WOULD DYLAN THOMAS HAVE SURVIVED EUGENICS
Damian Finn
Pity the child that hasn’t played at the foot of a gilded stream
dancing on a wave thrown dappled darkness, digging recalcitrant sand,
secretly measuring time and life’s worth by a dying sun’s gleam.
Pity the child too haltered by visitant sin, or nature’s cruel happenstance,
to pitch a stone at an incoming wave, beat barefoot retreat from the fanned
fingers of foam hungrily clawing escapes’ last chance.
Pity the child whose journey, dust to dust, is a festering crowd
of signs and symbols, made-up and borrowed, too obscure to hand
a meaning to reason; a meaning common good sense has allowed.

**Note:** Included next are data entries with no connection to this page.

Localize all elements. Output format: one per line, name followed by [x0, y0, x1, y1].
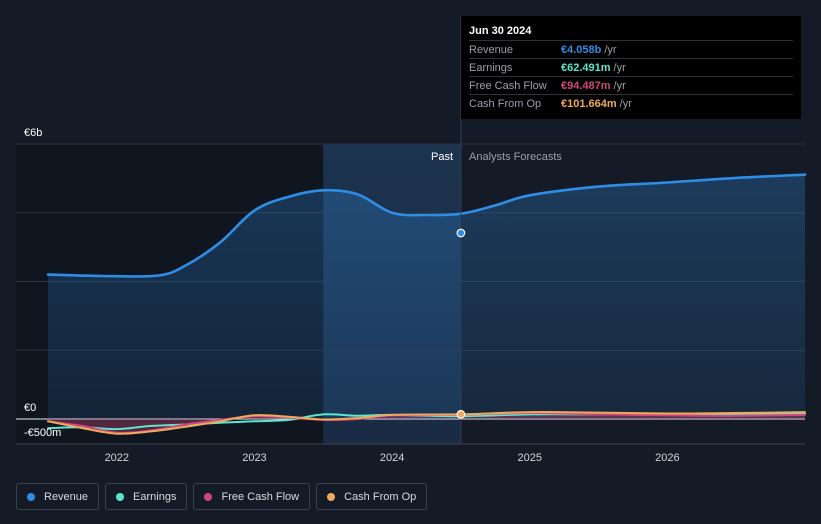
tooltip-row-revenue: Revenue €4.058b /yr [469, 40, 793, 58]
tooltip-label: Revenue [469, 43, 514, 56]
tooltip-row-earnings: Earnings €62.491m /yr [469, 58, 793, 76]
tooltip-value: €4.058b [561, 43, 602, 56]
tooltip-unit: /yr [613, 61, 626, 74]
past-label: Past [431, 151, 453, 163]
y-tick-label-bottom: -€500m [24, 427, 61, 439]
revenue-highlight-marker [456, 228, 466, 238]
y-tick-label-top: €6b [24, 127, 42, 139]
tooltip-label: Earnings [469, 61, 513, 74]
tooltip-row-cash-from-op: Cash From Op €101.664m /yr [469, 94, 793, 112]
tooltip-value: €62.491m [561, 61, 611, 74]
legend-label: Revenue [44, 490, 89, 503]
legend-item-revenue[interactable]: Revenue [16, 483, 100, 510]
revenue-dot-icon [27, 492, 35, 501]
tooltip: Jun 30 2024 Revenue €4.058b /yr Earnings… [461, 16, 801, 119]
x-tick-label: 2025 [517, 452, 541, 464]
tooltip-unit: /yr [619, 97, 632, 110]
x-tick-label: 2023 [242, 452, 266, 464]
legend-label: Free Cash Flow [221, 490, 300, 503]
tooltip-unit: /yr [613, 79, 626, 92]
legend-item-earnings[interactable]: Earnings [105, 483, 188, 510]
earnings-dot-icon [116, 492, 125, 501]
legend: Revenue Earnings Free Cash Flow Cash Fro… [16, 483, 428, 510]
cash-from-op-highlight-marker [456, 409, 466, 419]
y-tick-label-zero: €0 [24, 402, 36, 414]
legend-item-cash-from-op[interactable]: Cash From Op [316, 483, 428, 510]
tooltip-unit: /yr [604, 43, 617, 56]
revenue-line [46, 173, 807, 278]
legend-label: Earnings [133, 490, 177, 503]
cash-from-op-dot-icon [327, 492, 336, 501]
x-tick-label: 2024 [380, 452, 404, 464]
legend-item-free-cash-flow[interactable]: Free Cash Flow [193, 483, 311, 510]
tooltip-label: Cash From Op [469, 97, 542, 110]
forecast-label: Analysts Forecasts [469, 151, 562, 163]
legend-label: Cash From Op [344, 490, 417, 503]
tooltip-date: Jun 30 2024 [469, 25, 532, 37]
revenue-area [48, 174, 805, 419]
free-cash-flow-dot-icon [204, 492, 213, 501]
x-tick-label: 2022 [105, 452, 129, 464]
x-tick-label: 2026 [655, 452, 679, 464]
tooltip-label: Free Cash Flow [469, 79, 547, 92]
tooltip-value: €101.664m [561, 97, 617, 110]
tooltip-row-free-cash-flow: Free Cash Flow €94.487m /yr [469, 76, 793, 94]
cash-from-op-line [47, 411, 806, 435]
tooltip-value: €94.487m [561, 79, 611, 92]
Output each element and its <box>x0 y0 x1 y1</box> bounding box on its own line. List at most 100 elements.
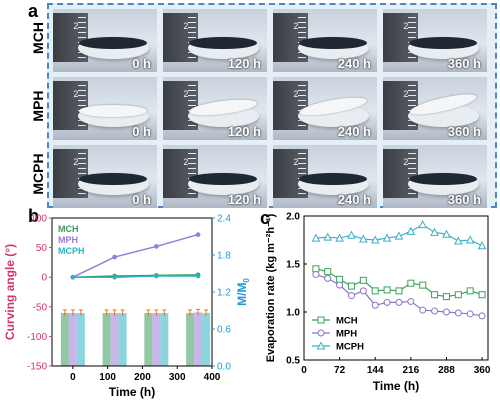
ruler: 2 <box>53 149 89 198</box>
data-point <box>347 230 356 239</box>
data-point <box>359 287 367 295</box>
x-tick-label: 360 <box>474 365 491 376</box>
series-line-mcph <box>72 275 199 278</box>
row-label-mcph: MCPH <box>30 153 46 195</box>
time-label: 120 h <box>227 56 261 71</box>
panel-letter-c: c <box>260 208 271 228</box>
data-point <box>406 226 416 235</box>
y2-axis-title-subscript: 0 <box>242 278 251 283</box>
panel-letter-a: a <box>28 1 39 21</box>
hydrogel-film <box>409 172 477 186</box>
data-point <box>419 306 427 314</box>
legend-marker <box>316 341 326 350</box>
data-point <box>477 241 487 250</box>
data-point <box>419 281 427 289</box>
y-tick-label: -150 <box>27 362 47 373</box>
time-label: 240 h <box>337 124 371 139</box>
x-tick-label: 72 <box>334 365 346 376</box>
y-tick-label: 50 <box>36 243 48 254</box>
ruler: 2 <box>383 81 419 130</box>
data-point <box>394 231 404 240</box>
data-point <box>323 232 333 241</box>
data-point <box>336 275 344 283</box>
hydrogel-film <box>409 36 477 50</box>
hydrogel-film <box>299 36 367 50</box>
row-label-mph: MPH <box>30 90 46 122</box>
y-axis-title: Evaporation rate (kg m⁻²h⁻¹) <box>265 213 277 362</box>
photo-tile: 2 240 h <box>273 77 377 140</box>
data-point <box>465 235 475 244</box>
ruler-number: 2 <box>403 157 409 167</box>
x-tick-label: 0 <box>70 372 76 383</box>
y2-tick-label: 1.2 <box>217 288 231 299</box>
y-tick-label: 2.0 <box>286 212 300 223</box>
bar-mass-ratio <box>202 312 211 366</box>
bar-mass-ratio <box>118 312 127 366</box>
chart-c: 0.5 1.0 1.5 2.0 Evaporation rate (kg m⁻²h⁻¹)… <box>265 212 491 394</box>
y2-tick-label: 0.6 <box>217 325 231 336</box>
data-point <box>336 281 344 289</box>
hydrogel-film <box>79 36 147 50</box>
y-tick-label: 1.0 <box>286 308 300 319</box>
photo-panel-a: 2 0 h 2 120 h 2 240 h 2 360 h 2 0 h 2 120 h 2 240 h 2 3… <box>47 3 497 208</box>
ruler-number: 2 <box>73 89 79 99</box>
data-point <box>466 287 474 295</box>
data-point <box>442 229 451 238</box>
ruler-number: 2 <box>403 21 409 31</box>
bar-mass-ratio <box>144 312 153 366</box>
y2-axis-title-text: M/M <box>235 283 249 306</box>
legend-marker <box>317 329 325 337</box>
bar-mass-ratio <box>152 312 161 366</box>
data-point <box>454 309 462 317</box>
legend-entry-mcph: MCPH <box>58 246 85 256</box>
data-point <box>312 271 320 279</box>
data-point <box>154 273 159 279</box>
data-point <box>324 268 332 276</box>
ruler: 2 <box>163 149 199 198</box>
data-point <box>347 292 355 300</box>
hydrogel-film <box>79 104 147 118</box>
data-point <box>454 291 462 299</box>
y-tick-label: -50 <box>33 302 48 313</box>
data-point <box>347 282 355 290</box>
data-point <box>359 234 368 243</box>
ruler: 2 <box>273 81 309 130</box>
photo-tile: 2 240 h <box>273 145 377 208</box>
data-point <box>359 276 367 284</box>
data-point <box>371 287 379 295</box>
ruler: 2 <box>53 81 89 130</box>
ruler: 2 <box>163 81 199 130</box>
ruler: 2 <box>53 13 89 62</box>
data-point <box>112 274 117 280</box>
time-label: 120 h <box>227 192 261 207</box>
data-point <box>195 273 201 279</box>
photo-tile: 2 360 h <box>383 77 487 140</box>
legend-entry-mch: MCH <box>58 224 79 234</box>
x-tick-label: 200 <box>134 372 151 383</box>
ruler: 2 <box>383 149 419 198</box>
data-point <box>312 265 320 273</box>
legend-entry-mch: MCH <box>336 316 358 327</box>
data-point <box>324 274 332 282</box>
data-point <box>382 233 392 242</box>
time-label: 0 h <box>132 192 151 207</box>
time-label: 0 h <box>132 56 151 71</box>
row-label-mch: MCH <box>30 22 46 54</box>
photo-tile: 2 120 h <box>163 77 267 140</box>
hydrogel-film <box>299 172 367 186</box>
chart-b: -150 -100 -50 0 50 100 Curving angle (°) 0.0 0.6… <box>3 214 251 400</box>
data-point <box>430 227 439 236</box>
data-point <box>431 291 439 299</box>
hydrogel-film <box>189 172 257 186</box>
photo-tile: 2 240 h <box>273 9 377 72</box>
photo-tile: 2 120 h <box>163 9 267 72</box>
time-label: 240 h <box>337 192 371 207</box>
photo-tile: 2 0 h <box>53 77 157 140</box>
x-tick-label: 100 <box>99 372 116 383</box>
time-label: 0 h <box>132 124 151 139</box>
data-point <box>370 235 380 244</box>
ruler-number: 2 <box>293 89 299 99</box>
data-point <box>478 312 486 320</box>
series-line-mph <box>72 233 199 278</box>
data-point <box>478 291 486 299</box>
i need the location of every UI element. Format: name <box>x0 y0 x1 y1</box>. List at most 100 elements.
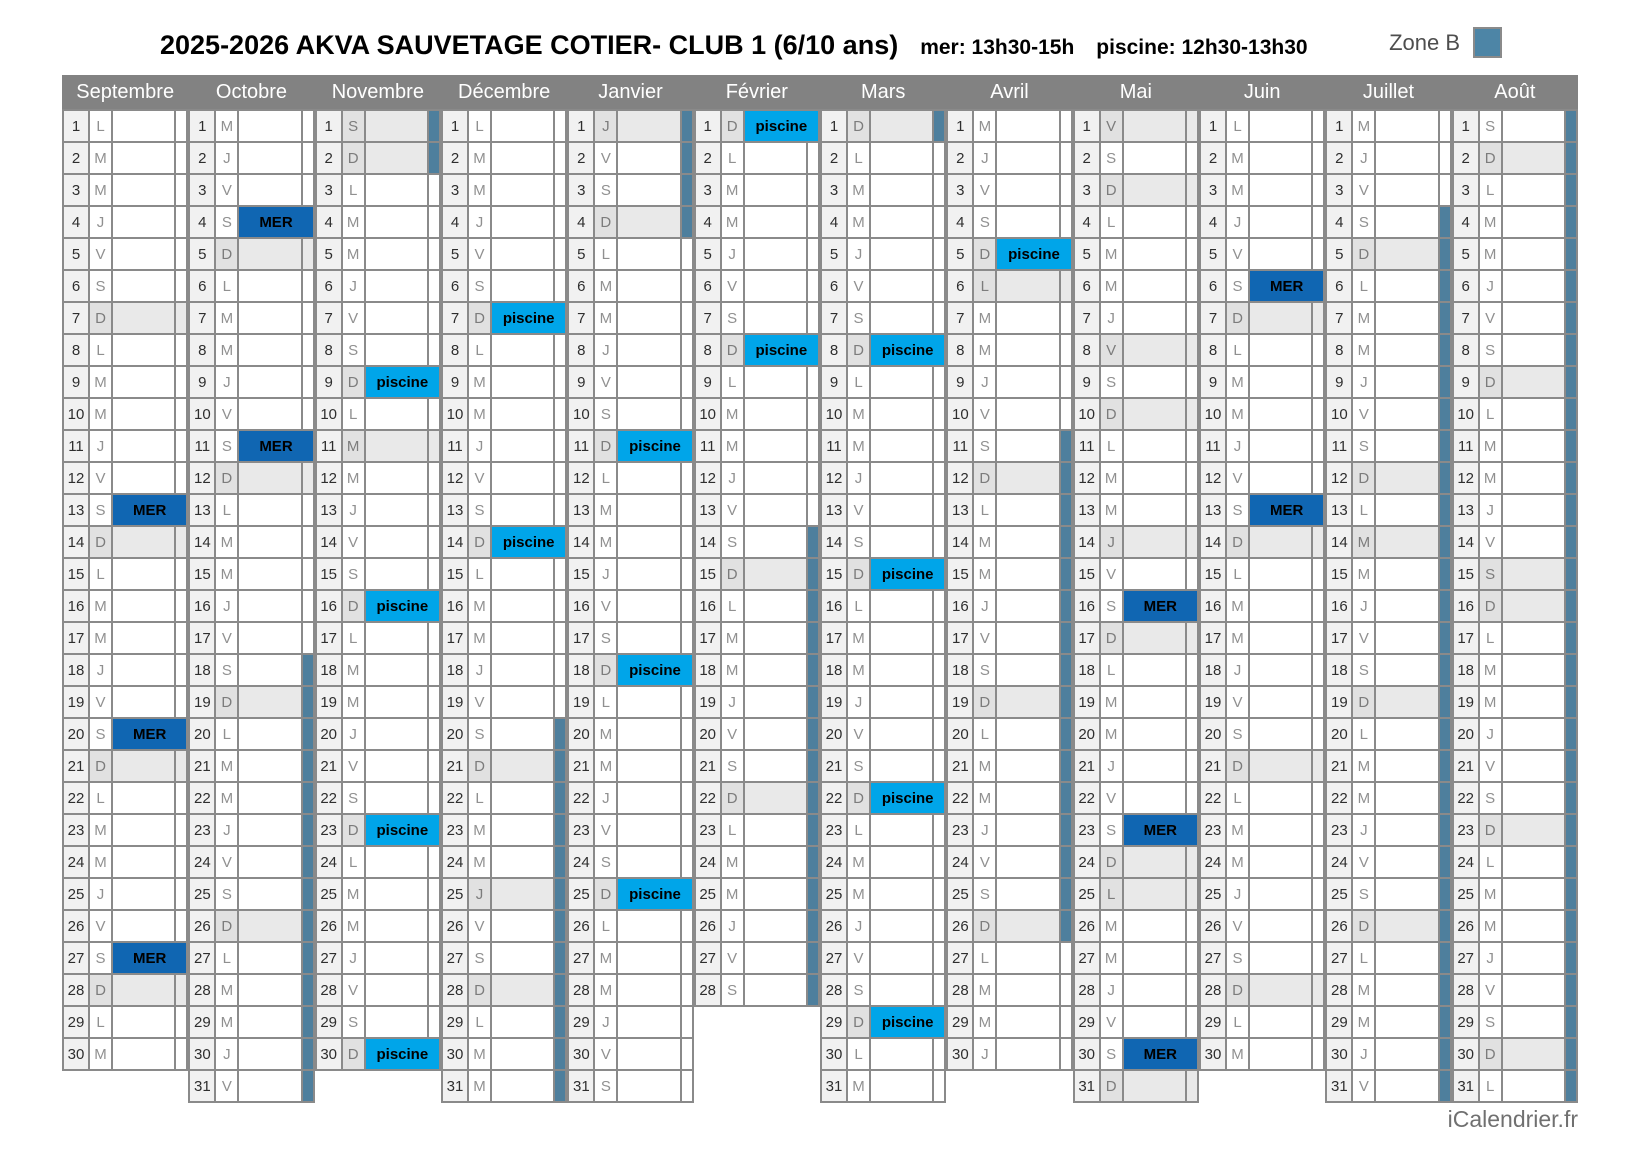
day-cell-margin <box>176 463 187 493</box>
day-number: 9 <box>569 367 594 397</box>
day-letter: L <box>848 1039 869 1069</box>
day-number: 7 <box>822 303 846 333</box>
day-cell-margin <box>934 879 945 909</box>
day-number: 19 <box>1453 687 1478 717</box>
day-letter: M <box>1227 175 1248 205</box>
day-number: 18 <box>1074 655 1099 685</box>
school-holiday-bar <box>681 175 692 205</box>
day-letter: V <box>1353 847 1375 877</box>
day-letter: M <box>1479 655 1501 685</box>
day-cell <box>1123 207 1185 237</box>
day-number: 28 <box>822 975 846 1005</box>
day-letter: S <box>1479 335 1501 365</box>
day-cell <box>1123 335 1185 365</box>
day-letter: M <box>1227 367 1248 397</box>
day-letter: J <box>469 655 490 685</box>
day-cell-margin <box>1439 111 1450 141</box>
day-cell <box>744 623 806 653</box>
school-holiday-bar <box>1439 239 1450 269</box>
day-number: 17 <box>1327 623 1352 653</box>
day-number: 17 <box>948 623 973 653</box>
school-holiday-bar <box>302 751 313 781</box>
day-cell-margin <box>934 815 945 845</box>
day-letter: J <box>1479 271 1501 301</box>
day-number: 31 <box>822 1071 846 1101</box>
day-letter: M <box>1353 751 1375 781</box>
day-cell-margin <box>1187 783 1197 813</box>
day-number: 6 <box>1201 271 1225 301</box>
day-number: 16 <box>1453 591 1478 621</box>
day-cell <box>744 527 806 557</box>
day-cell <box>239 623 301 653</box>
day-cell <box>997 655 1059 685</box>
day-cell <box>744 943 806 973</box>
day-letter: J <box>721 463 743 493</box>
day-letter: D <box>1353 239 1375 269</box>
day-number: 27 <box>948 943 973 973</box>
day-number: 13 <box>443 495 467 525</box>
day-cell-margin <box>1187 303 1197 333</box>
day-cell-margin <box>1187 239 1197 269</box>
day-cell-margin <box>934 431 945 461</box>
day-cell <box>365 879 427 909</box>
day-cell-margin <box>1313 783 1324 813</box>
day-letter: V <box>721 271 743 301</box>
day-number: 29 <box>948 1007 973 1037</box>
month-header: Juillet <box>1362 80 1415 103</box>
day-cell <box>744 175 806 205</box>
day-cell <box>997 783 1059 813</box>
pool-session-cell: piscine <box>871 335 945 365</box>
day-letter: L <box>469 1007 490 1037</box>
day-number: 5 <box>1453 239 1478 269</box>
day-number: 13 <box>822 495 846 525</box>
day-cell <box>1502 207 1564 237</box>
school-holiday-bar <box>1566 815 1576 845</box>
school-holiday-bar <box>1566 335 1576 365</box>
day-cell-margin <box>1187 943 1197 973</box>
school-holiday-bar <box>302 1007 313 1037</box>
school-holiday-bar <box>1566 527 1576 557</box>
day-cell <box>618 463 680 493</box>
day-cell-margin <box>302 175 313 205</box>
day-cell <box>871 815 933 845</box>
day-number: 19 <box>695 687 720 717</box>
day-cell-margin <box>1313 1039 1324 1069</box>
day-cell-margin <box>1060 1039 1071 1069</box>
day-cell-margin <box>1313 527 1324 557</box>
day-number: 16 <box>1201 591 1225 621</box>
sea-session-cell: MER <box>1123 1039 1197 1069</box>
school-holiday-bar <box>1439 911 1450 941</box>
school-holiday-bar <box>1439 367 1450 397</box>
day-letter: S <box>848 303 869 333</box>
day-letter: M <box>216 111 238 141</box>
day-letter: D <box>1100 623 1122 653</box>
day-cell <box>997 879 1059 909</box>
day-cell <box>239 783 301 813</box>
day-letter: J <box>90 431 111 461</box>
day-letter: S <box>721 303 743 333</box>
day-letter: M <box>1479 239 1501 269</box>
day-cell-margin <box>1060 399 1071 429</box>
day-letter: D <box>1227 975 1248 1005</box>
day-cell <box>871 399 933 429</box>
day-number: 7 <box>1201 303 1225 333</box>
day-letter: L <box>974 943 996 973</box>
day-number: 28 <box>1327 975 1352 1005</box>
day-cell <box>618 911 680 941</box>
day-cell <box>239 303 301 333</box>
day-cell <box>113 655 175 685</box>
day-letter: M <box>848 207 869 237</box>
month-column: 1 S 2 D 3 L 4 M 5 M 6 J 7 V 8 S 9 D 10 L 11 M 12 M 13 J 14 V 15 S 16 D 1… <box>1451 109 1578 1103</box>
day-letter: L <box>216 943 238 973</box>
day-number: 26 <box>1201 911 1225 941</box>
day-cell-margin <box>1187 623 1197 653</box>
day-cell <box>1376 527 1438 557</box>
day-number: 23 <box>569 815 594 845</box>
day-number: 22 <box>1453 783 1478 813</box>
day-letter: J <box>342 271 364 301</box>
site-credit[interactable]: iCalendrier.fr <box>1447 1106 1578 1132</box>
day-cell <box>365 623 427 653</box>
day-letter: V <box>848 271 869 301</box>
day-number: 13 <box>1327 495 1352 525</box>
day-cell-margin <box>1187 111 1197 141</box>
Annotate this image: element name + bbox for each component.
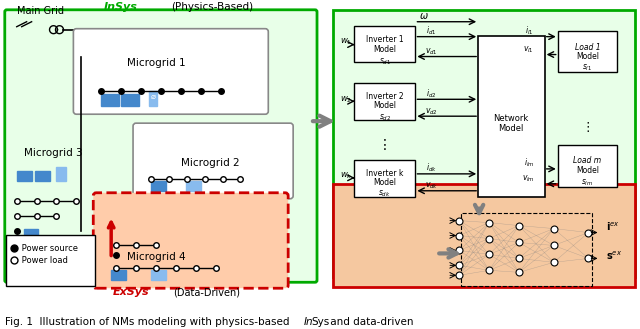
Text: $s_{d2}$: $s_{d2}$: [378, 112, 391, 123]
Text: Microgrid 3: Microgrid 3: [24, 148, 83, 158]
FancyBboxPatch shape: [557, 31, 618, 72]
Bar: [186, 181, 201, 191]
Text: Model: Model: [373, 44, 396, 54]
FancyBboxPatch shape: [478, 36, 545, 197]
Bar: [56, 167, 67, 181]
Text: $i_{d1}$: $i_{d1}$: [426, 25, 436, 37]
FancyBboxPatch shape: [93, 193, 288, 288]
Text: Load m: Load m: [573, 156, 602, 165]
Bar: [121, 94, 139, 106]
FancyBboxPatch shape: [354, 26, 415, 63]
Text: $v_{lm}$: $v_{lm}$: [522, 174, 535, 184]
Text: $v_{d2}$: $v_{d2}$: [425, 106, 438, 117]
Bar: [24, 229, 38, 239]
Text: ⌀: ⌀: [150, 92, 156, 101]
Text: Model: Model: [373, 178, 396, 187]
FancyBboxPatch shape: [4, 10, 317, 282]
FancyBboxPatch shape: [354, 83, 415, 120]
Text: $\omega$: $\omega$: [419, 11, 428, 21]
Text: Main Grid: Main Grid: [17, 6, 64, 16]
Text: $s_{dk}$: $s_{dk}$: [378, 189, 391, 199]
Text: $i_{l1}$: $i_{l1}$: [525, 25, 533, 37]
Text: Model: Model: [498, 124, 524, 133]
Text: Model: Model: [576, 52, 599, 61]
Text: Fig. 1  Illustration of NMs modeling with physics-based: Fig. 1 Illustration of NMs modeling with…: [4, 317, 292, 327]
Text: Network: Network: [493, 114, 529, 123]
Text: $w_1$: $w_1$: [340, 37, 352, 47]
Text: Inverter k: Inverter k: [366, 169, 403, 178]
Text: Power load: Power load: [19, 256, 68, 265]
Text: Microgrid 4: Microgrid 4: [127, 252, 185, 263]
FancyBboxPatch shape: [333, 184, 636, 287]
Text: $\mathbf{i}^{ex}$: $\mathbf{i}^{ex}$: [606, 220, 620, 233]
Text: $v_{dk}$: $v_{dk}$: [425, 181, 438, 191]
Text: $i_{d2}$: $i_{d2}$: [426, 87, 436, 100]
FancyBboxPatch shape: [133, 123, 293, 199]
Text: InSys: InSys: [104, 2, 138, 12]
Text: In: In: [304, 317, 314, 327]
Bar: [151, 181, 166, 191]
FancyBboxPatch shape: [354, 160, 415, 197]
Bar: [151, 270, 166, 280]
Bar: [111, 270, 126, 280]
Bar: [149, 91, 157, 106]
Text: ⋮: ⋮: [581, 121, 594, 134]
Text: $i_{lm}$: $i_{lm}$: [524, 157, 534, 169]
Text: $\mathbf{s}^{ex}$: $\mathbf{s}^{ex}$: [606, 250, 623, 263]
Text: Inverter 1: Inverter 1: [366, 35, 403, 44]
Text: Microgrid 2: Microgrid 2: [181, 158, 240, 168]
Text: Sys: Sys: [311, 317, 330, 327]
Bar: [17, 171, 31, 181]
Text: ⋮: ⋮: [378, 138, 392, 152]
Text: Power source: Power source: [19, 244, 77, 253]
FancyBboxPatch shape: [74, 29, 268, 114]
Text: $s_{l1}$: $s_{l1}$: [582, 63, 593, 73]
Text: (Data-Driven): (Data-Driven): [173, 287, 240, 297]
Text: Microgrid 1: Microgrid 1: [127, 59, 185, 68]
Text: and data-driven: and data-driven: [327, 317, 413, 327]
Text: ExSys: ExSys: [113, 287, 149, 297]
Text: (Physics-Based): (Physics-Based): [171, 2, 253, 12]
Text: Model: Model: [373, 101, 396, 110]
Text: $s_{lm}$: $s_{lm}$: [581, 178, 594, 188]
Text: Load 1: Load 1: [575, 42, 600, 52]
Text: $i_{dk}$: $i_{dk}$: [426, 162, 436, 174]
FancyBboxPatch shape: [333, 10, 636, 277]
Text: $w_2$: $w_2$: [340, 94, 352, 105]
Text: $w_k$: $w_k$: [340, 171, 353, 181]
Bar: [35, 171, 49, 181]
Text: Model: Model: [576, 166, 599, 175]
Text: Inverter 2: Inverter 2: [366, 92, 403, 101]
Text: $v_{d1}$: $v_{d1}$: [425, 46, 438, 57]
FancyBboxPatch shape: [6, 235, 95, 286]
Bar: [101, 94, 119, 106]
FancyBboxPatch shape: [557, 145, 618, 187]
Text: $v_{l1}$: $v_{l1}$: [524, 44, 534, 55]
Text: $s_{d1}$: $s_{d1}$: [378, 57, 391, 67]
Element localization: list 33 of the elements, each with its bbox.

Pity the child that stays at the edge of a drab and drabbled beach
with a tide that never turns from low, and where the glow on the strand,
from a shrouded midnight moon, is muted by mud and mind’s reach.
Pity, too, the adult the child, circumstance, uncommon sense and signs have reared
to linger at the edge of a reason having a credo of understood purpose revered.
Pity, though, the most, folk that fetter what they cannot fathom with a calibrated ‘I’;
forgetting they can play at the foot of a gilded stream with a dying sun in the sky.